Les mêmes justifications sont toujours à l'oeuvre, deux groupes donnés qui ne revendiquent pas la même appartenance (soit de "race" pour ceux qui peuvent gober le fait qu'il y ait plus d'une race d'humains, soit une appartenance sociale différente) vont s'affronter.
Et ça peut très bien être totalement faux, tout le monde s'en foutra, tant qu'un ennemi est déclaré et qu'on leur dira que "les dégager" est la solution à nos problèmes. Quels qu'ils soient.
Un être humain pense avant tout avec ses émotions. La rationnalité pure demande d'inhiber ses émotions, ce qui est un coût immense en termes d'énergie cognitive.
(Pas pour rien qu'il y ait encore des gens qui pensent qu'on n'a pas "entièrement" purgé sa peine une fois sorti de prison pour faire un exemple valable).
Et tout ce gentil monde ira gentiment s'ébrouer dans la légitimation d'un truc dont ils n'ont aucun contrôle par la mise à l'écart ou l'extermination de ceux qu'on aura désignés comme ennemis.
La théorie du glissement vers le risque semble très connue des instances dirigeantes tant ils semblent en manier chacune des composantes avec plus ou moins de brio en fonction des semaines.
Il en reste que je me méfie toujours de l'être humain tant sa capacité à faire le meilleur comme le pire est grande.
Mais pour le meilleur, y'en a pas beaucoup qui se dévouent.
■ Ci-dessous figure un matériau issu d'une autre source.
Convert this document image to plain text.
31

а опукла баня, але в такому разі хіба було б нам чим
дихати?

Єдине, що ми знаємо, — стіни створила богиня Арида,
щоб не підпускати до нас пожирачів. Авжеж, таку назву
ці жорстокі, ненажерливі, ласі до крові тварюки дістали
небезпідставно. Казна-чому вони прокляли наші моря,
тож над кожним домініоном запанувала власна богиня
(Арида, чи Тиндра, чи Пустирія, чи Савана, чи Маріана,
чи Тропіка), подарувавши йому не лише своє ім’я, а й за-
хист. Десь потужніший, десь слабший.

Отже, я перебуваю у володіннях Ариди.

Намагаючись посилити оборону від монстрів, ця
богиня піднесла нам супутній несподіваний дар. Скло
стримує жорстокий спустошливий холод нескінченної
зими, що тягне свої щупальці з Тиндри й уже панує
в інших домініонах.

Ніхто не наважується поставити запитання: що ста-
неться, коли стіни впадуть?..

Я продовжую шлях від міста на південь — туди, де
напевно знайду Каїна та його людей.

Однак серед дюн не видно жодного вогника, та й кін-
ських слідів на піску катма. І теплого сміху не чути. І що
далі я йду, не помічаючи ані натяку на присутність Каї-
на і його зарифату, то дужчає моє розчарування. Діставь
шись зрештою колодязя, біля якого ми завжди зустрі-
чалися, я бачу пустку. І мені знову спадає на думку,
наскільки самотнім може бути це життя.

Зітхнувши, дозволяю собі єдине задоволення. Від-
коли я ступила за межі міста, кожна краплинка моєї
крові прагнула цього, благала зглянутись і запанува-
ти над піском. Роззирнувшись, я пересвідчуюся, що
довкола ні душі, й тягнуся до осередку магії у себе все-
Pas assez vendeur et bien trop contraignant.
(et oui Anonyme, je pensais enculé dans le sens très physique du terme... se faire mettre profond quoi... mais tu avais compris)
En attendant, on peut aussi faire un tarot, ou mieux, un trou du cul, jeu pédagogique sur la lutte des classes.
http://www.trictrac.net/index.php3?id=jeux&rub=detail&inf=detail&jeu=161
c'est mieux qu'un tract, non ?
Peut etre une guerre cybernetique.
Ca a déjà un peu commencer et comme d'hab c'est pas le populo qu'a déclaré qui l'a déclaré.